Home » Cinema » Azione & Avventura » Il Giustiziere della Notte (2018): la recensione del film di Eli Roth

Voto: 6/10 Titolo originale: Death Wish , uscita: 02-03-2018. Budget: $30,000,000. Regista: Eli Roth.

Il Giustiziere della Notte (2018): la recensione del film di Eli Roth

12/03/2020 recensione film di Alessandro Gamma

Bruce Willis è il protagonista di un remake inevitabilmente destinato a spaccare il pubblico per il modo in cui sceglie di affrontare argomenti spinosi come la vendetta privata e il piacere nel compierla

Sgombriamo subito il campo da ogni dubbio, qualora ce ne fosse davvero il bisogno e non fosse stata sufficiente a chiarire la situazione già la prima visione del primissimo trailer diffuso online di Il Giustiziere della Notte 2018 (Death Wish): con il controverso classico del 1974 diretto da Michael Winner, il film diretto da Eli Roth (Hostel) ha in comune grossomodo solo il titolo e il nome del protagonista.

L’ambientazione metropolitana si sposta da New York a Chicago (che un po’ è Montreal in realtà e che forse è un omaggio proprio al finale della pellicola originale), il protagonista è un chirurgo e non un ingegnere (e men che meno un obiettore di coscienza), la figlia non viene stuprata (o almeno non ci è dato saperlo, ma sarebbe curioso se avessero omesso questo dettaglio non da poco), non c’è più bisogno di andare fino a Tucson per imparare l’autodifesa (e l’offesa …), ma soprattutto, alla fine gli assassini vengono tutti presi e puniti. Un bel po’ di novità dunque.

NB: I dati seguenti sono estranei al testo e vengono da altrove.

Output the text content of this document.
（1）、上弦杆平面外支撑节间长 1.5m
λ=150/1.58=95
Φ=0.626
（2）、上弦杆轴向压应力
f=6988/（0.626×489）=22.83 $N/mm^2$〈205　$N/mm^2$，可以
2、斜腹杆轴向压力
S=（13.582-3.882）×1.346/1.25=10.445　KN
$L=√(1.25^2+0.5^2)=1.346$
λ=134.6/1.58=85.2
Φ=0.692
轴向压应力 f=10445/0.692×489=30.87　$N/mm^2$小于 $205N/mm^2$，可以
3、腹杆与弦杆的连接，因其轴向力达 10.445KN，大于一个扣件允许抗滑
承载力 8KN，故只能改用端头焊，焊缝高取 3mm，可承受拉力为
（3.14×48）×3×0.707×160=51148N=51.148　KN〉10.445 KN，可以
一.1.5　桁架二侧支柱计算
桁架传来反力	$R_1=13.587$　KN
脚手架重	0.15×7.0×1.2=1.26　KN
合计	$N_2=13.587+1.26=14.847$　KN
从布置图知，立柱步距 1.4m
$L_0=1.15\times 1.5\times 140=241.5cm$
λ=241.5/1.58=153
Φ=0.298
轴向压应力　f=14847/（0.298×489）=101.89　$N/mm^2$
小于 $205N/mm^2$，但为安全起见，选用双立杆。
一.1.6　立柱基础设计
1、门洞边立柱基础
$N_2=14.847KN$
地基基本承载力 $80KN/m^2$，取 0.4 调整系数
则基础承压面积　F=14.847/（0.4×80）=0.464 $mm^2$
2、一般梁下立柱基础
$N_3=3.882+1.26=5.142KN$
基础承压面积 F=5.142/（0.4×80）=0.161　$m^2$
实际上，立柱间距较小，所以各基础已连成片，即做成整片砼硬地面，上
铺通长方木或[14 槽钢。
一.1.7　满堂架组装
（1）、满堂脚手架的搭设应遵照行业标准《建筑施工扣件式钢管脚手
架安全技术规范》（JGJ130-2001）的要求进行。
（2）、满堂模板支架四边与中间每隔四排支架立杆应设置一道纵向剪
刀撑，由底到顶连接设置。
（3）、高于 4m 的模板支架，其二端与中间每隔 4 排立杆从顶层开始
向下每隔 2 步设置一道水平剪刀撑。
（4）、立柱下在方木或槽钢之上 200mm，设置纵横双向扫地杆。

La trama di fondo bene o male rimane ovviamente la stessa. Paul Kersey (Bruce Willis) è un chirurgo della pericolosissima e malfamata Chicago – degna della Detroit di RoboCop – che lavora sodo in un pronto soccorso, provando ogni giorno – e notte – a salvare la vita di qualsiasi paziente gli portino sul tavolo operatorio.

Quando sua moglie Lucy (Elisabeth Shue, che curiosamente torna a lavorare con Vincent D’Onofrio, qui fratello di Paul, a 30 anni da Tutto quella Notte) viene uccisa e la figlia Jordan (Camila Morrone) finisce in coma dopo che una banda di rapinatori ha fatto irruzione nella loro casa per una rapina che finisce male mentre lui non c’è, Paul rimane frustrato dalla mancanza di una risposta veloce e decisa della polizia (non è un caso che uno dei detective sul caso sia Dean Norris …).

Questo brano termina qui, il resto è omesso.